WERKSTATT DES MICHAEL WOLGEMUT (MALER DES FEUCHTWANGER RETABELS?), MARIA MIT DEM KIND ZWISCHEN DEN HEILIGEN BARTHOLOMÄUS, HELENA, BARBARA UND JODOKUS

Datierung: um 1483
Ort: Nürnberg

Material/Technik: Malerei auf Kiefernholz
Inventarnummer: Gm141, Leihgabe der Bayerischen Staatsgemäldesammlungen, München / Wittelsbacher Ausgleichsfonds, Inv.Nr. WAF 1201

Welche Funktion erfüllte die Tafel?
Es handelt sich um ein Bildepitaph, dass dem Gedächtnis des unten links dargestellten Magisters Jodokus Krell gewidmet ist. Krell amtierte als Vikar in der Nürnberger Lorenzkirche und starb 1483. Die zu Bildepitaphien gehörende Sterbeinschrift ist heute verloren, befand sich aber ursprünglich auf einer für Nürnberger Epitaphien typischen Verdachung des Bildes. Es diente der Pflege des Totengedächtnisses und sollte den Betrachter zum Gebet für das Seelenheil des Verstorbenen anregen.

Wo hing das Bildepitaph?
Ursprünglich war das Gemälde an der linken Säule der Scheitelkapelle im Chorumgang der Nürnberger Lorenzkirche angebracht. In unmittelbarer Nähe befand sich das Grab Jodokus Krells. Es war üblich, Epitaphien nahe der Begräbnisstätte der Bedachten aufzuhängen. In der genannten Kapelle befand sich auch der von Krell um 1480 gestiftete Bartholomäusaltar. Er steht noch heute am selben Ort. Retabel und Epitaph waren nicht nur räumlich, sondern auch inhaltlich eng aufeinander bezogen, da sie dasselbe Figurenpersonal zeigen.

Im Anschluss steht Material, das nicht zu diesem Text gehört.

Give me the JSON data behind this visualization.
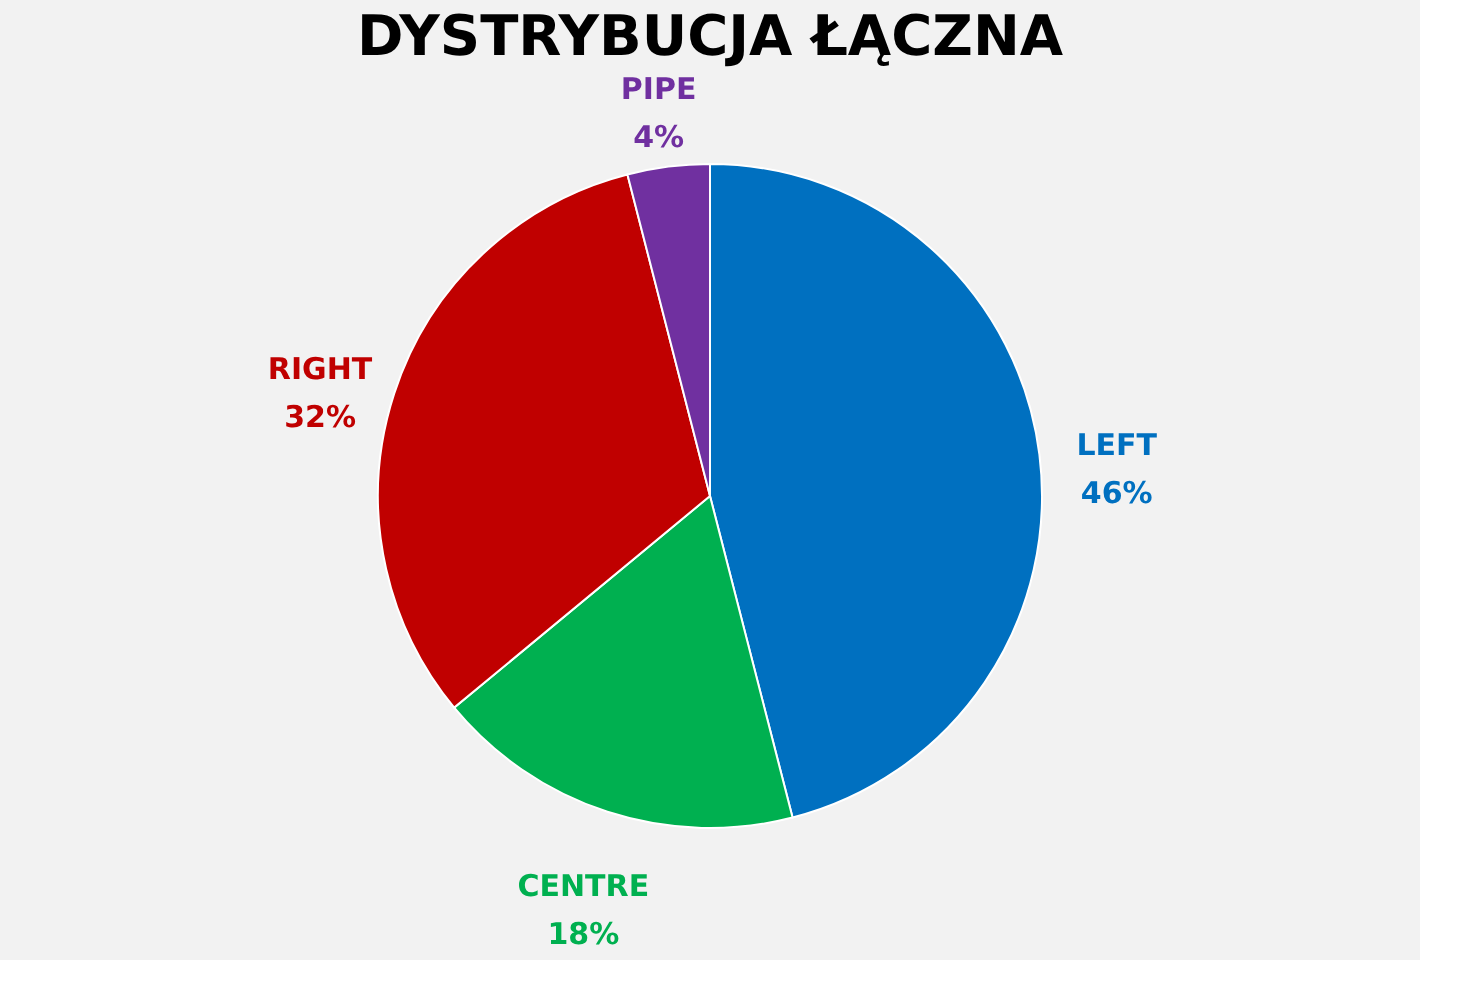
{
  "chart_data": {
    "type": "pie",
    "title": "DYSTRYBUCJA ŁĄCZNA",
    "categories": [
      "LEFT",
      "CENTRE",
      "RIGHT",
      "PIPE"
    ],
    "values": [
      46,
      18,
      32,
      4
    ],
    "value_labels": [
      "46%",
      "18%",
      "32%",
      "4%"
    ],
    "colors": [
      "#0070c0",
      "#00b050",
      "#c00000",
      "#7030a0"
    ],
    "legend": false
  }
}
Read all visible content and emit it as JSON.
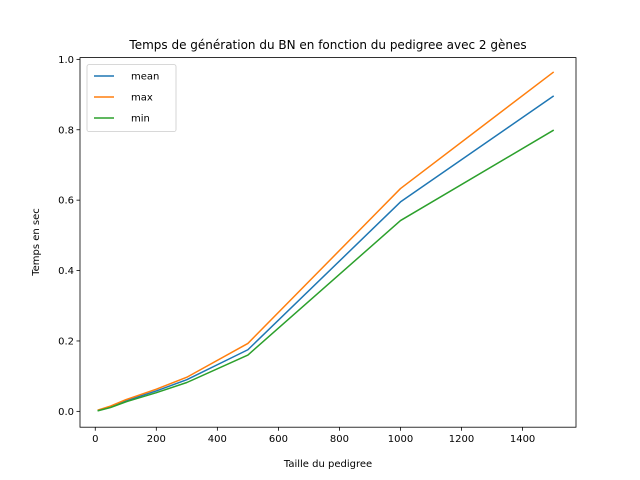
{
  "chart_data": {
    "type": "line",
    "title": "Temps de génération du BN en fonction du pedigree avec 2 gènes",
    "xlabel": "Taille du pedigree",
    "ylabel": "Temps en sec",
    "xlim": [
      -50,
      1575
    ],
    "ylim": [
      -0.045,
      1.005
    ],
    "xticks": [
      0,
      200,
      400,
      600,
      800,
      1000,
      1200,
      1400
    ],
    "yticks": [
      0.0,
      0.2,
      0.4,
      0.6,
      0.8,
      1.0
    ],
    "xtick_labels": [
      "0",
      "200",
      "400",
      "600",
      "800",
      "1000",
      "1200",
      "1400"
    ],
    "ytick_labels": [
      "0.0",
      "0.2",
      "0.4",
      "0.6",
      "0.8",
      "1.0"
    ],
    "grid": false,
    "legend_position": "top-left",
    "x": [
      10,
      50,
      100,
      200,
      300,
      500,
      1000,
      1500
    ],
    "series": [
      {
        "name": "mean",
        "color": "#1f77b4",
        "values": [
          0.003,
          0.013,
          0.03,
          0.058,
          0.09,
          0.175,
          0.595,
          0.895
        ]
      },
      {
        "name": "max",
        "color": "#ff7f0e",
        "values": [
          0.004,
          0.015,
          0.033,
          0.063,
          0.097,
          0.193,
          0.633,
          0.963
        ]
      },
      {
        "name": "min",
        "color": "#2ca02c",
        "values": [
          0.002,
          0.011,
          0.027,
          0.053,
          0.082,
          0.16,
          0.542,
          0.798
        ]
      }
    ]
  }
}
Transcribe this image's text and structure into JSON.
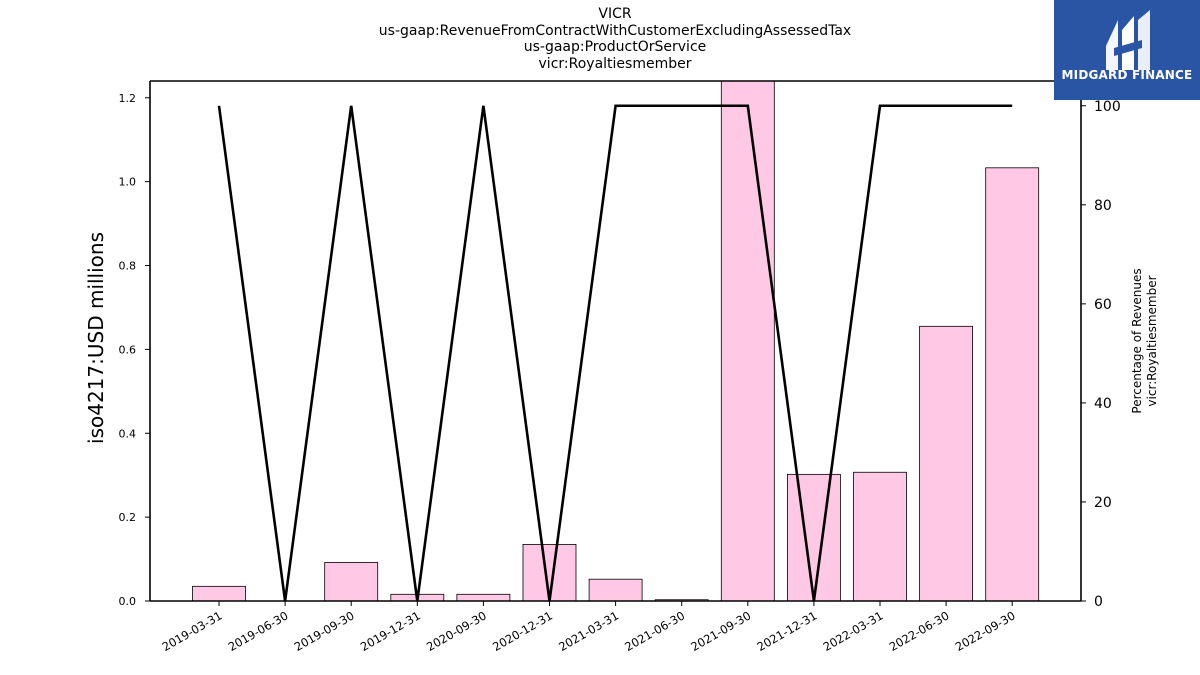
{
  "chart_data": {
    "type": "bar",
    "title_lines": [
      "VICR",
      "us-gaap:RevenueFromContractWithCustomerExcludingAssessedTax",
      "us-gaap:ProductOrService",
      "vicr:Royaltiesmember"
    ],
    "ylabel": "iso4217:USD  millions",
    "y2label_lines": [
      "Percentage of Revenues",
      "vicr:Royaltiesmember"
    ],
    "categories": [
      "2019-03-31",
      "2019-06-30",
      "2019-09-30",
      "2019-12-31",
      "2020-09-30",
      "2020-12-31",
      "2021-03-31",
      "2021-06-30",
      "2021-09-30",
      "2021-12-31",
      "2022-03-31",
      "2022-06-30",
      "2022-09-30"
    ],
    "series": [
      {
        "axis": "left",
        "kind": "bar",
        "color": "#ffc8e4",
        "values": [
          0.035,
          0.0,
          0.092,
          0.016,
          0.016,
          0.135,
          0.052,
          0.003,
          1.24,
          0.302,
          0.307,
          0.655,
          1.033
        ]
      },
      {
        "axis": "right",
        "kind": "line",
        "color": "#000000",
        "values": [
          100,
          0,
          100,
          0,
          100,
          0,
          100,
          100,
          100,
          0,
          100,
          100,
          100
        ]
      }
    ],
    "ylim": [
      0,
      1.24
    ],
    "yticks": [
      "0.0",
      "0.2",
      "0.4",
      "0.6",
      "0.8",
      "1.0",
      "1.2"
    ],
    "y2lim": [
      0,
      105
    ],
    "y2ticks": [
      "0",
      "20",
      "40",
      "60",
      "80",
      "100"
    ],
    "grid": false
  },
  "logo": {
    "text": "MIDGARD FINANCE",
    "background": "#2a55a5"
  }
}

Wie ist zu ermitteln, in welcher Werkstatt das Gemälde angefertigt wurde?
Das Epitaph lässt sich der Werkstatt Michael Wolgemuts (1434–1519) zuweisen. Zum einen entsprechen die stilistischen Merkmale, wie etwa die spezifische Gesichtsbildung der Figuren, dem Formenvokabular vieler Gemälde aus der Wolgemut-Werkstatt. Zum anderen wird die Zuschreibung durch kunsttechnologische Beobachtungen gestützt. Beispielsweise fanden die Muster der Pressbrokate, mit denen der Maler die Gewänder der Figuren dekorierte, auch an vielen anderen Werken aus dem Atelier Wolgemuts Verwendung.